InterVarsity Christian Fellowship USA is an interdenominational organization that works with more than 41,000 students and faculty on 649 U.S. campuses, both to provide communities for Christians and outreach services to non-Christian students. It also runs a publishing company, InterVarsity Press, and offers students mission opportunities in the U.S. and overseas.

Lin’s appointment to head the organization drew praise from other Christian and InterVarsity leaders:

“The real significance of Tom Lin’s historic appointment as InterVarsity president is not simply that he’s non-white or Asian-American, but that he is an Asian-American who ministers out of his own ethnic experience, who labors for solidarity with black and brown sisters/brothers,” said Duke Kwon, an Asian-American pastor, in a series of tweets.

Lin is currently the organization’s vice president and director of missions and has also spearheaded InterVarsity’s popular triennial student-missions conference, which draws participants from around the nation. He will replace interim President Jim Lundgren, who has been in the job for about a year.  

Lin’s own ethnicity reflects a growing segment of participants in its programs. While about 36 percent of U.S. college students – not including those from other countries – are ethnic minorities, and about 38 percent of active participants in InterVarsity programs are also minorities, according to the InterVarsity website.

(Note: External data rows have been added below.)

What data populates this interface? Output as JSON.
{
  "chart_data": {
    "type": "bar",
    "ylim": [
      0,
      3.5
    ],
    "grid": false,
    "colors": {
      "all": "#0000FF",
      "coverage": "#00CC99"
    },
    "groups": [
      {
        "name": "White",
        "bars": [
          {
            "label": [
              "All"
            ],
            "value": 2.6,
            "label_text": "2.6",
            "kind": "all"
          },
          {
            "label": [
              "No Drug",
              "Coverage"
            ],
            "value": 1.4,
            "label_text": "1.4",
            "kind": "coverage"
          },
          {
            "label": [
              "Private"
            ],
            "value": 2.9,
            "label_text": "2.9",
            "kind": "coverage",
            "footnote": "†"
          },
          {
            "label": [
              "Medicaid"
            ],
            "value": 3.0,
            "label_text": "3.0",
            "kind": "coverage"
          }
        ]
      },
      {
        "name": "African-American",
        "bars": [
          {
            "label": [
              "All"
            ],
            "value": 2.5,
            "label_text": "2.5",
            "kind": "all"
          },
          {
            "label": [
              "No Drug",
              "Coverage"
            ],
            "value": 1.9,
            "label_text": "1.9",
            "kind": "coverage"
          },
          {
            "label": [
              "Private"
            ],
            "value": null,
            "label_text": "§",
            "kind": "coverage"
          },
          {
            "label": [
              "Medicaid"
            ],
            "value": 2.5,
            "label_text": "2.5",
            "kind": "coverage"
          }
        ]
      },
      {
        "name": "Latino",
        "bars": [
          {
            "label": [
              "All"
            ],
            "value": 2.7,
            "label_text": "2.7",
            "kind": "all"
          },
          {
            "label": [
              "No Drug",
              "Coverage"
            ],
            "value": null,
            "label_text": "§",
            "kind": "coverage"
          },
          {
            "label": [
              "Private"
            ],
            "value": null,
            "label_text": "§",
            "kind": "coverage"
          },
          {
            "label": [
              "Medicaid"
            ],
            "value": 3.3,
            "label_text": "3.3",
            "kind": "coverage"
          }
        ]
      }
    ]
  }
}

The group has 29 Black campus ministries, 34 that are Asian-American, five that are Latino chapters and one focused on Native Americans.

After founding chapters in Cambridge and Boston, Lin and his wife, Nancy, spent time on a mission in Mongolia, from 2002 through 2006, working with the International Fellowship of Evangelical Students, an InterVarsity affiliate based in the U.K.

“In their four years there they saw 500 people become Christians, when there was only one known believer in the country just 15 years earlier,” according to the InterVarsity statement.

Subsequently, they began to work with InterVarsity’s central region, where Lin was regional director serving Missouri, Iowa, Kansas, and Nebraska. He started 16 new chapters between 2006 and 2010. The couple, who live in Madison, also began a family and have two young daughters.

Lin has also served on the Wycliffe Bible Translators board of directors and is the author of “Pursuing God’s Call” and “Losing Face & Finding Grace.”